A former Raymond James VP accused supervisors at the firm of firing her after she raised sexual harassment concerns to them, according to a complaint filed in Florida federal court.
Joena Bartolini Mitchell filed her request for a jury trial earlier this week, arguing that she’d “witnessed and was the target of numerous instances of sexual harassment,” during her 15-year tenure at Raymond James, according to the complaint.
She described how, after sending her direct supervisor articles detailing how sexism and discrimination can arise in the workplace, she was “systematically stripped” of her duties and suspended for allegedly violating company policies on transmitting privileged information, before later being fired.
“The unfortunate reality is that (Raymond James’) conduct towards Ms. Bartolini Mitchell is not a one-off or unique situation,” the complaint read. “To the contrary, it is entirely consistent with a status quo of silencing women who stand up against (Raymond James’) discriminatory culture.”

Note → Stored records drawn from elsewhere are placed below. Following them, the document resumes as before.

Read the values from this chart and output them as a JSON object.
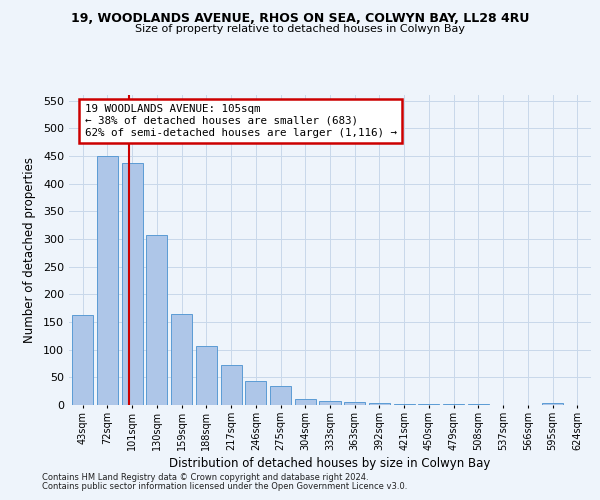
{
  "title1": "19, WOODLANDS AVENUE, RHOS ON SEA, COLWYN BAY, LL28 4RU",
  "title2": "Size of property relative to detached houses in Colwyn Bay",
  "xlabel": "Distribution of detached houses by size in Colwyn Bay",
  "ylabel": "Number of detached properties",
  "footnote1": "Contains HM Land Registry data © Crown copyright and database right 2024.",
  "footnote2": "Contains public sector information licensed under the Open Government Licence v3.0.",
  "categories": [
    "43sqm",
    "72sqm",
    "101sqm",
    "130sqm",
    "159sqm",
    "188sqm",
    "217sqm",
    "246sqm",
    "275sqm",
    "304sqm",
    "333sqm",
    "363sqm",
    "392sqm",
    "421sqm",
    "450sqm",
    "479sqm",
    "508sqm",
    "537sqm",
    "566sqm",
    "595sqm",
    "624sqm"
  ],
  "values": [
    163,
    450,
    437,
    307,
    165,
    107,
    73,
    44,
    35,
    10,
    8,
    6,
    3,
    2,
    1,
    1,
    1,
    0,
    0,
    4,
    0
  ],
  "bar_color": "#aec6e8",
  "bar_edge_color": "#5b9bd5",
  "grid_color": "#c8d8ea",
  "background_color": "#eef4fb",
  "red_line_x": 1.88,
  "annotation_line1": "19 WOODLANDS AVENUE: 105sqm",
  "annotation_line2": "← 38% of detached houses are smaller (683)",
  "annotation_line3": "62% of semi-detached houses are larger (1,116) →",
  "annotation_box_color": "#ffffff",
  "annotation_border_color": "#cc0000",
  "ylim": [
    0,
    560
  ],
  "yticks": [
    0,
    50,
    100,
    150,
    200,
    250,
    300,
    350,
    400,
    450,
    500,
    550
  ]
}
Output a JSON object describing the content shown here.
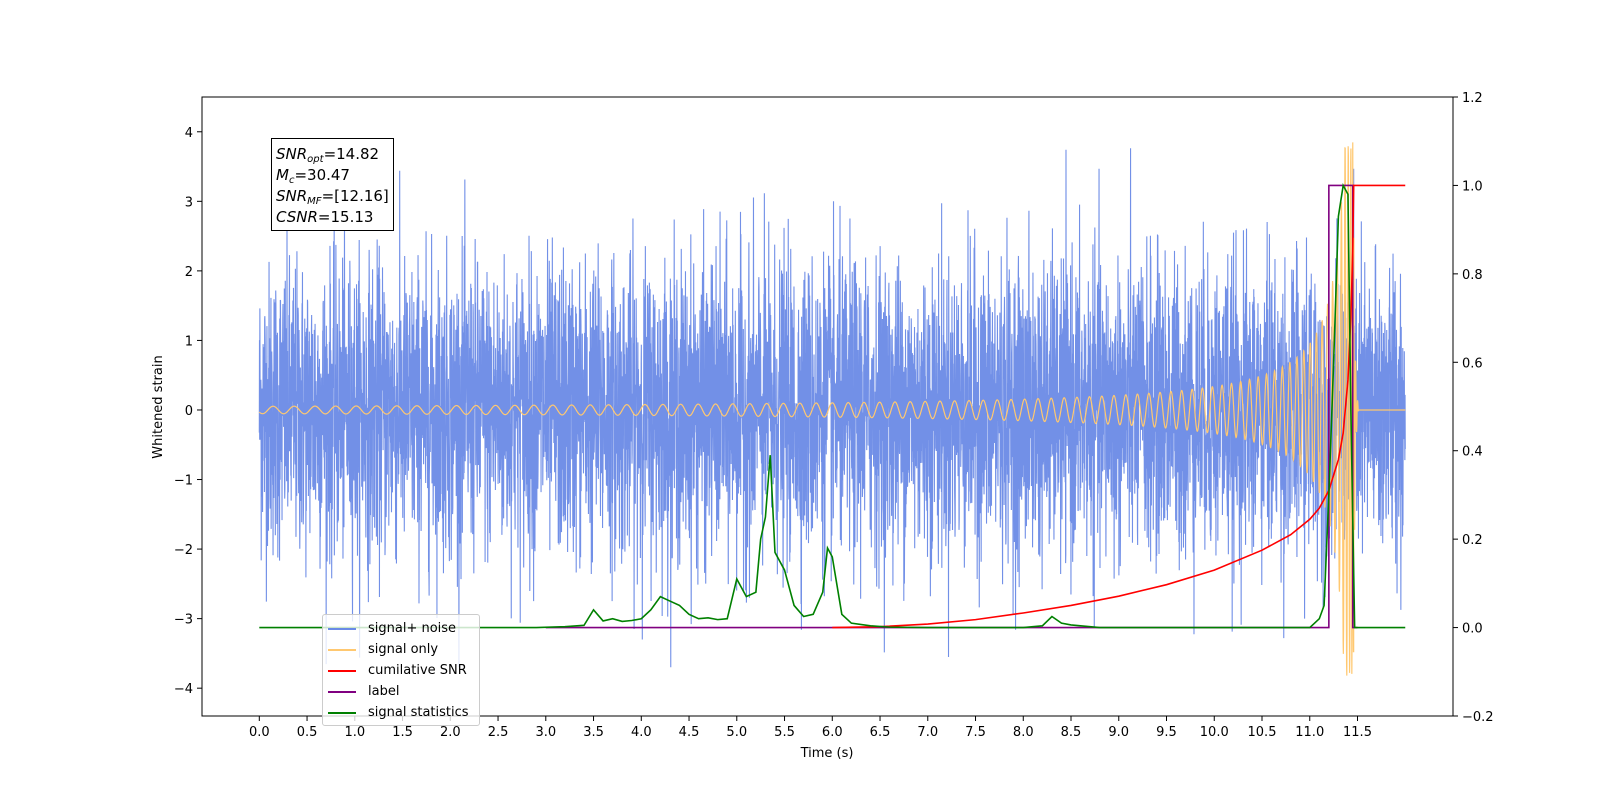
{
  "chart_data": {
    "type": "line",
    "xlabel": "Time (s)",
    "ylabel": "Whitened strain",
    "xlim": [
      -0.6,
      12.5
    ],
    "ylim": [
      -4.4,
      4.5
    ],
    "y2lim": [
      -0.2,
      1.2
    ],
    "xticks": [
      "0.0",
      "0.5",
      "1.0",
      "1.5",
      "2.0",
      "2.5",
      "3.0",
      "3.5",
      "4.0",
      "4.5",
      "5.0",
      "5.5",
      "6.0",
      "6.5",
      "7.0",
      "7.5",
      "8.0",
      "8.5",
      "9.0",
      "9.5",
      "10.0",
      "10.5",
      "11.0",
      "11.5"
    ],
    "yticks": [
      "−4",
      "−3",
      "−2",
      "−1",
      "0",
      "1",
      "2",
      "3",
      "4"
    ],
    "y2ticks": [
      "−0.2",
      "0.0",
      "0.2",
      "0.4",
      "0.6",
      "0.8",
      "1.0",
      "1.2"
    ],
    "annotation": {
      "snr_opt": {
        "sym": "SNR",
        "sub": "opt",
        "val": "=14.82"
      },
      "mc": {
        "sym": "M",
        "sub": "c",
        "val": "=30.47"
      },
      "snr_mf": {
        "sym": "SNR",
        "sub": "MF",
        "val": "=[12.16]"
      },
      "csnr": {
        "sym": "CSNR",
        "val": "=15.13"
      }
    },
    "legend_placement": "lower-left",
    "series": [
      {
        "name": "signal+ noise",
        "color": "#6a8ae6",
        "axis": "left",
        "kind": "noise",
        "x_range": [
          0,
          12.0
        ],
        "amplitude_range": [
          -3.7,
          4.1
        ]
      },
      {
        "name": "signal only",
        "color": "#ffc870",
        "axis": "left",
        "kind": "chirp",
        "x_range": [
          0,
          12.0
        ],
        "peak": 3.85,
        "merger_x": 11.46
      },
      {
        "name": "cumilative SNR",
        "color": "#ff0000",
        "axis": "right",
        "x": [
          6.0,
          6.5,
          7.0,
          7.5,
          8.0,
          8.5,
          9.0,
          9.5,
          10.0,
          10.5,
          10.8,
          11.0,
          11.1,
          11.2,
          11.3,
          11.35,
          11.4,
          11.43,
          11.45,
          11.46,
          11.5,
          12.0
        ],
        "y": [
          0.0,
          0.002,
          0.008,
          0.018,
          0.033,
          0.05,
          0.071,
          0.097,
          0.13,
          0.175,
          0.21,
          0.245,
          0.27,
          0.31,
          0.38,
          0.44,
          0.56,
          0.7,
          0.85,
          1.0,
          1.0,
          1.0
        ]
      },
      {
        "name": "label",
        "color": "#800080",
        "axis": "right",
        "x": [
          3.0,
          11.2,
          11.2,
          11.45,
          11.45,
          11.5
        ],
        "y": [
          0.0,
          0.0,
          1.0,
          1.0,
          0.0,
          0.0
        ]
      },
      {
        "name": "signal statistics",
        "color": "#008000",
        "axis": "right",
        "x": [
          0.0,
          2.9,
          3.2,
          3.4,
          3.5,
          3.6,
          3.7,
          3.8,
          3.9,
          4.0,
          4.1,
          4.2,
          4.3,
          4.4,
          4.5,
          4.6,
          4.7,
          4.8,
          4.9,
          5.0,
          5.1,
          5.2,
          5.25,
          5.3,
          5.35,
          5.4,
          5.5,
          5.6,
          5.7,
          5.8,
          5.9,
          5.95,
          6.0,
          6.1,
          6.2,
          6.4,
          6.6,
          7.0,
          8.0,
          8.2,
          8.3,
          8.4,
          8.5,
          8.8,
          11.0,
          11.05,
          11.1,
          11.15,
          11.2,
          11.25,
          11.3,
          11.35,
          11.4,
          11.43,
          11.47,
          11.5,
          12.0
        ],
        "y": [
          0.0,
          0.0,
          0.002,
          0.005,
          0.04,
          0.015,
          0.02,
          0.014,
          0.016,
          0.02,
          0.04,
          0.07,
          0.06,
          0.05,
          0.03,
          0.02,
          0.022,
          0.018,
          0.02,
          0.11,
          0.07,
          0.08,
          0.2,
          0.25,
          0.39,
          0.17,
          0.13,
          0.05,
          0.025,
          0.03,
          0.08,
          0.18,
          0.16,
          0.03,
          0.01,
          0.004,
          0.001,
          0.0,
          0.0,
          0.004,
          0.025,
          0.01,
          0.006,
          0.0,
          0.0,
          0.01,
          0.02,
          0.05,
          0.3,
          0.6,
          0.93,
          1.0,
          0.98,
          0.5,
          0.0,
          0.0,
          0.0
        ]
      }
    ]
  }
}
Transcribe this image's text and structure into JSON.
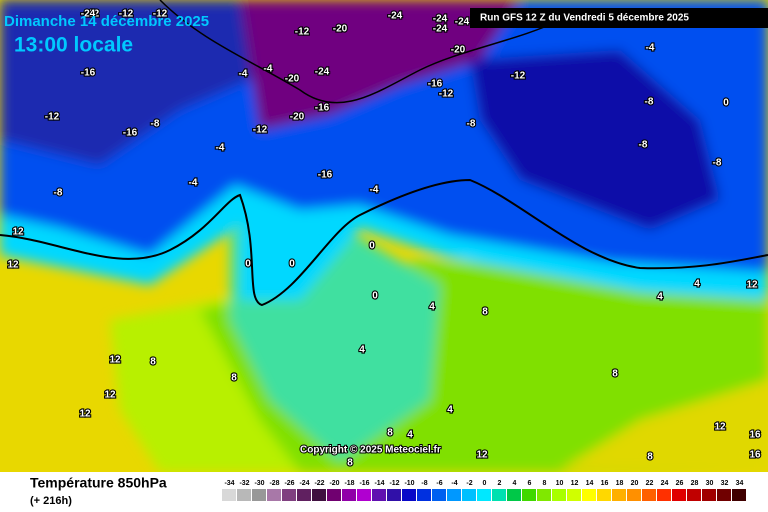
{
  "header": {
    "date": "Dimanche 14 décembre 2025",
    "time": "13:00 locale",
    "run": "Run GFS 12 Z du Vendredi 5 décembre 2025"
  },
  "map": {
    "labels": [
      -24,
      -24,
      -24,
      -24,
      -20,
      -12,
      -20,
      -12,
      -12,
      -12,
      -24,
      -16,
      -12,
      -16,
      -8,
      -4,
      -4,
      -20,
      -24,
      -16,
      -20,
      -12,
      -12,
      -16,
      -12,
      -8,
      -4,
      -4,
      -8,
      -16,
      -4,
      -8,
      -8,
      -8,
      -4,
      0,
      0,
      0,
      0,
      0,
      4,
      4,
      8,
      8,
      12,
      12,
      12,
      12,
      12,
      8,
      8,
      4,
      8,
      12,
      8,
      12,
      16,
      16,
      4,
      4,
      12,
      8,
      4
    ]
  },
  "footer": {
    "copyright": "Copyright © 2025 Meteociel.fr",
    "title": "Température 850hPa",
    "lead": "(+ 216h)"
  },
  "scale": {
    "values": [
      -34,
      -32,
      -30,
      -28,
      -26,
      -24,
      -22,
      -20,
      -18,
      -16,
      -14,
      -12,
      -10,
      -8,
      -6,
      -4,
      -2,
      0,
      2,
      4,
      6,
      8,
      10,
      12,
      14,
      16,
      18,
      20,
      22,
      24,
      26,
      28,
      30,
      32,
      34
    ],
    "colors": [
      "#d8d8d8",
      "#b8b8b8",
      "#989898",
      "#a878a8",
      "#804080",
      "#602060",
      "#401040",
      "#700070",
      "#9000a8",
      "#b000d0",
      "#6010b0",
      "#3010a8",
      "#0808c8",
      "#0030e0",
      "#0060f0",
      "#0098ff",
      "#00c0ff",
      "#00e8ff",
      "#00e0b0",
      "#00c848",
      "#40d800",
      "#80e800",
      "#a8ff00",
      "#d0ff00",
      "#ffff00",
      "#ffd800",
      "#ffb000",
      "#ff9000",
      "#ff6000",
      "#ff3000",
      "#e00000",
      "#c00000",
      "#a00000",
      "#700000",
      "#400000"
    ]
  }
}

Working out of Raymond James’ St. Petersburg, Fla. office from 2006 until her termination in 2022, Bartolini Mitchell started in the due diligence department before becoming a VP, Administration & Risk for the company’s RIA & Custody Services, according to the complaint (she was also a co-chair for the firm’s Private Client Group Diversity and Inclusion committee).
Bartolini Mitchell argued she also experienced disquieting criticism she doubted would be faced by a man in her position. According to the filing, Head of RIA & Custody Services Gregory Bruce repeatedly categorized her as “too aggressive,” demanding she “talk less and listen more” and that she would be a better employee if she’d “soften” her image to “be more approachable.” She also had to “undergo coaching in the areas of voice, tone, expressions and pleasantries in emails, as if she were a beauty pageant contestant,” according to the complaint.
When she told others, she got sympathetic eye rolls and laughs, as well as female co-workers who had heard the same thing, and that “that’s just how it is” for female employees at Raymond James.” The former rep also claimed Bruce withheld a promotion from her because of her gender, again claiming she was “too aggressive.”
In the complaint, she detailed a total of 12 instances of sexual harassment she experienced or witnessed.
In one case in 2015, when driving a group of financial advisors to a hotel, one of them threw a $50 bill at Bartolini Mitchell and later “sexually propositioned” her female boss, according to the complaint. That same year, Bartolini Mitchell had dinner with two male clients, with one describing how he waxed his pubic hair and demanding he drive her home (Bartolini Mitchell hid behind a dumpster at the restaurant until the client left, according to the complaint).
In 2012, after Bartolini Mitchell complimented a co-worker’s belt, the male colleague allegedly stood up, took off the belt and gave it to her, while other men at the table joked that the man was “planning to take off his pants” for Bartolini Mitchell, who was “humiliated” by the experience. Several years earlier, a male Raymond James executive invited her to happy hour with other colleagues, but when she arrived only the executive was there, according to the complaint.
“He insisted that he walk Ms. Bartolini Mitchell back to her hotel and upstairs to her room. The male executive persisted despite Ms. Bartolini Mitchell’s repeated refusals,” the complaint read (Bartolini Mitchell escaped the situation by bringing him to a lobby of a different hotel and claiming she needed to call her mother).
In 2022, Bartolini Mitchell addressed the issue with Bruce by forwarding him several articles and materials about sexism in the workplace, including a New York Times piece entitled “Why Women Aren’t CEOs, According to Women Who Almost Were.” Bruce disputed that he was being sexist, according to the complaint.
By September, the firm removed responsibilities from Bartolini Mitchell, including barring her from preparing for or attending budget reviews and not inviting her to interview leadership position candidates. She also alleged the firm hired two senior vice presidents that month, one of whom took over “approximately 70%” of Bartolini Mitchell’s responsibilities.
On Oct. 3, the firm suspended Bartolini Mitchell; according to the complaint, the firm accused her of sending business-related material from her work to a personal email address. But Bartolini Mitchell said the move was accidental and that she never disclosed it to others, nor was it compromised. She also argued it was common for Raymond James employees to use personal emails when conducting business.
In late November, Bartolini Mitchell filed a discrimination and retaliation charge against the firm with the EEOC. Bruce fired her the following day, citing the errant emails as the cause (despite her protests that the firing was discriminatory). The firm also notified FINRA about the details of her firing, which is public on her BrokerCheck profile; Bartolini Mitchell said the move was “likely fatal” to her career in the industry.
Bartolini Mitchell’s attorneys did not respond to requests for comment, nor did Raymond James.